Dan Storyev
On September 4, Russian anti-fascist Azat Miftakhov was released from jail, only to be instantly rearrested. Vladimir Putin claims to be fighting Ukrainian Nazis — but he persecutes anti-fascists in Russia itself.
On a chilly morning, September 4, Elena Gorban stood outside a Russian prison. She was waiting for her husband to be released from jail after four years behind bars. Yet the mood was sour. She knew that the jailed anti-fascist Azat Miftakhov was likely to be immediately rearrested.
Azat came out wearing a prison uniform. Burly men in plain clothes, one of them masked, then made it clear to Elena, along with Azat’s mother and stepfather, that the anarchist mathematician wouldn’t be going free.
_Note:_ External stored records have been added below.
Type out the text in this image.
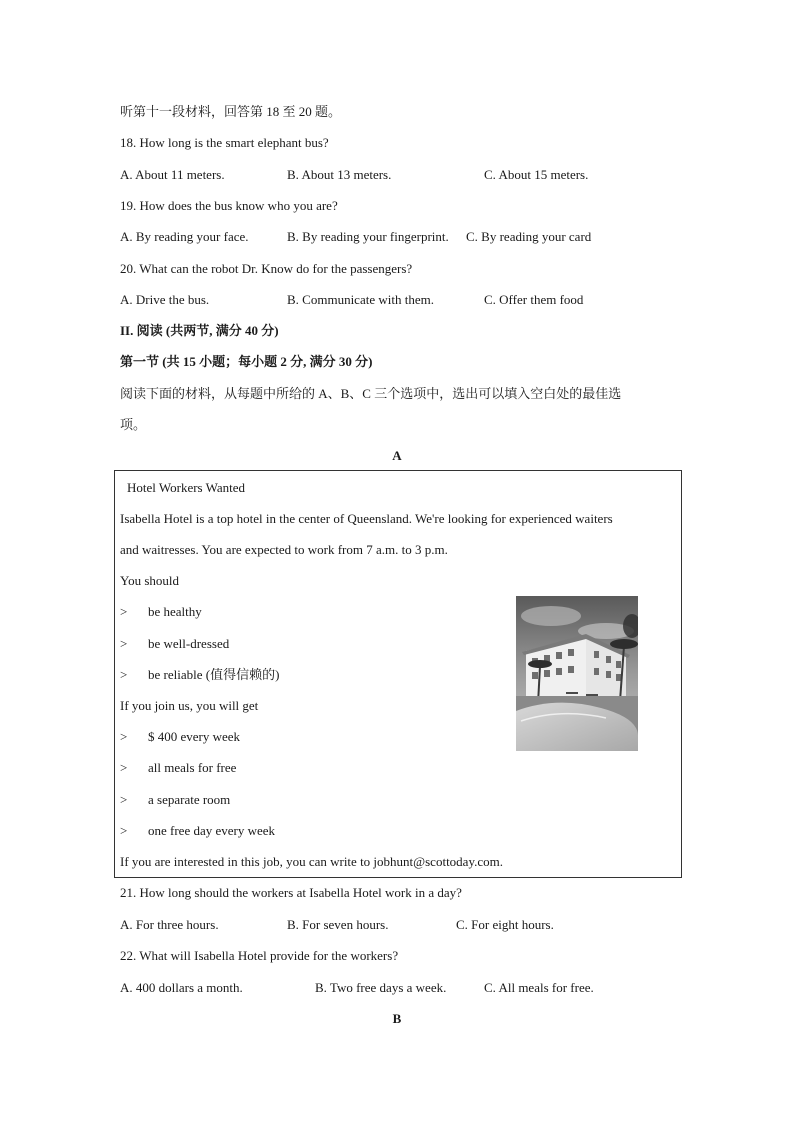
听第十一段材料，回答第 18 至 20 题。
18. How long is the smart elephant bus?
A. About 11 meters.	B. About 13 meters.	C. About 15 meters.
19. How does the bus know who you are?
A. By reading your face.	B. By reading your fingerprint. C. By reading your card
20. What can the robot Dr. Know do for the passengers?
A. Drive the bus.	B. Communicate with them.	C. Offer them food
II. 阅读 (共两节, 满分 40 分)
第一节 (共 15 小题；每小题 2 分, 满分 30 分)
阅读下面的材料，从每题中所给的 A、B、C 三个选项中，选出可以填入空白处的最佳选
项。
A
Hotel Workers Wanted
Isabella Hotel is a top hotel in the center of Queensland. We're looking for experienced waiters
and waitresses. You are expected to work from 7 a.m. to 3 p.m.
You should
> be healthy
> be well-dressed
> be reliable (值得信赖的)
If you join us, you will get
> $ 400 every week
> all meals for free
> a separate room
> one free day every week
If you are interested in this job, you can write to jobhunt@scottoday.com.
21. How long should the workers at Isabella Hotel work in a day?
A. For three hours.	B. For seven hours.	C. For eight hours.
22. What will Isabella Hotel provide for the workers?
A. 400 dollars a month.	B. Two free days a week.	C. All meals for free.
B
They proceeded to inform the family that they would only have five minutes together. Elena, who said she already wrote everything she wanted through her letters, simply embraced her husband. She held him until he was taken back into custody — and driven away for a transfer.
As authorities continue their inhumane treatment of the soft-spoken mathematician and anti-fascist activist, Vladimir Putin’s decades-long war on human rights and the Left is ever more evident.
Police Vendetta
Born in the small town of Nizhnekamsk, Tatarstan, Azat excelled in math since kindergarten, participating in countrywide competitions. He did his undergraduate study at the prestigious Moscow State University and then started his PhD in mechanical mathematics in 2015.
A committed anarcho-communist, Azat supports international struggles against capitalism and opposes the police state. In his 2019 court statement, as he faced trial, Azat said he “participated in opposition rallies and marches, distributed anarchist leaflets. . . . I was also involved in the fight against dishonest bosses and criminal realtors.” Azat concluded that his activism prompted “revenge” by the police.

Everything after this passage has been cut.